Wunsch reached for his cigarettes, then thought better of it. “Jacob, Richard is …”
Hagen took over. “What Bernard wants to say, Mijnheer Lietermann, is that although I’m not guilty of it, the SS are blackmailing me over the death of de Heer Klees. I’ve had to tell them certain things but not the plan you and I agreed to. What is essential is that we stick to the Megadan and that you tell me exactly what de Heer Hond has in mind for those trucks. Believe me, mijnheer, the SS know everything about it, but if I’m to mislead them, then I must know everything, too.”
A sadness came to Lietermann’s dark eyes. “Is it that you intend to go back into the Reich in spite of everything?” This could not be.
It was Lev who said, “What else has he to lose but his life?”
Lietermann acknowledged the loss of Arlette and briefly sketched the plan for him. Hagen told him about Irmgard and Dee Dee. Though the risk was there, he had no other choice.
“Will you try to save them?”
“If I can, though not at th
e expense of the diamonds. What I need is your absolute guarantee we’ll use the Megadan. Mr. Churchill will take care of things from his end. The dummy strongboxes must be placed in those trucks, and I’d go so far as to suggest some of them be filled with diamonds. Sacrifice if we must, for the greater objective of keeping the stocks out of their hands.”
“There are collaborators, Belgians who will help the Nazis seize those trucks,” said Bernard gruffly. “For me, I wish we could mine them somehow, Richard. A simple switch—the ignition perhaps—explosives in among the boxes.”
“Bernard, Bernard, these new American films …” began Lev. “Gone with the Wind … Gone with the Blast! It sounds as if you want to go to war.”
“It sounds as if I am angry, Lev.”
“Then leave the thinking to Richard. He’s the spy.”
The tension in Berlin was everywhere—in the news vendors around the Potsdamer Platz, in the man who had sold Irmgard a handful of roasted chestnuts, which she had bought not to eat but to feel the warmth of them.
All the headlines were the same: Berlin-Moscow Nonaggression Pact Signed.
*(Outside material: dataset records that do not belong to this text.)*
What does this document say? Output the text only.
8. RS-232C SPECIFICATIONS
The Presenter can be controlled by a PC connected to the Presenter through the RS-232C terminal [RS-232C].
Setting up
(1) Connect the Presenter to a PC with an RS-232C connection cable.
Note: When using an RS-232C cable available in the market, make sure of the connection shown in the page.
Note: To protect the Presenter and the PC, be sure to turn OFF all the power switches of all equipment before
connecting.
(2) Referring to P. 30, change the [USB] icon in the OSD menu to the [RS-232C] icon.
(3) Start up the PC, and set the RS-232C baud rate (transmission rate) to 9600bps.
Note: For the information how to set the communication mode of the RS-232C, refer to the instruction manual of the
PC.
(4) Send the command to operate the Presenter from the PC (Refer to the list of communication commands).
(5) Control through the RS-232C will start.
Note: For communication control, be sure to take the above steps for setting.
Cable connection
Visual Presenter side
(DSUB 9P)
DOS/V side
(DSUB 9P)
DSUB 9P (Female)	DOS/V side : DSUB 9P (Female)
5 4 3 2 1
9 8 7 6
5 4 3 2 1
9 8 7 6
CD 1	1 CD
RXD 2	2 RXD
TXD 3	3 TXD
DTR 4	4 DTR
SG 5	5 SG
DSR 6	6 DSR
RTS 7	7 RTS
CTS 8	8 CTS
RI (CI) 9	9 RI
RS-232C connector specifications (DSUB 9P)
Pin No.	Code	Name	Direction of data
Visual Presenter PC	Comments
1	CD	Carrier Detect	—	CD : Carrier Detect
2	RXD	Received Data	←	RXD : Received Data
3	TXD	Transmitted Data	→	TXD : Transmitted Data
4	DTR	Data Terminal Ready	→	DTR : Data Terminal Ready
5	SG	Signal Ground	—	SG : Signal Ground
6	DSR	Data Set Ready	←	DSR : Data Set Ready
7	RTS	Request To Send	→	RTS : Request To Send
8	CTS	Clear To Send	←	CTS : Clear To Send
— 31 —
For days—weeks—the crisis over Poland had intensified. Every wireless broadcast had poured out the invective. Every newspaper had shrieked the same. The Poles would not listen. They would not peacefully settle their differences with the Reich. Peace could only be bought at the price of blood.
As the car pulled in to the curb in front of the Hotel Adlon, Irmgard looked down at the newspaper packet of chestnuts. Their warmth had all but gone.
Leaving the bag on the seat of the car, she took a moment to compose herself, then got out and walked steadily up the steps and into the hotel.
Here, too, especially, there was tension. The bar was crowded with foreign correspondents who clamored for news.
She stood alone before the lift.
Richard was waiting for her in his room. Suddenly nothing else mattered but that she be held by him.
He felt her tears, felt her lips pressed against his cheek.
Shaking, she clung to him and bit a knuckle to stop herself from breaking down completely. They’d drown her if she didn’t tell him what they wanted. “Richard … Richard, you must get us out! Please! Before they kill us. Dieter won’t do anything! Dee Dee’s got tuberculosis. Heydrich’s sent her to the mountains. I’m to go there, too.”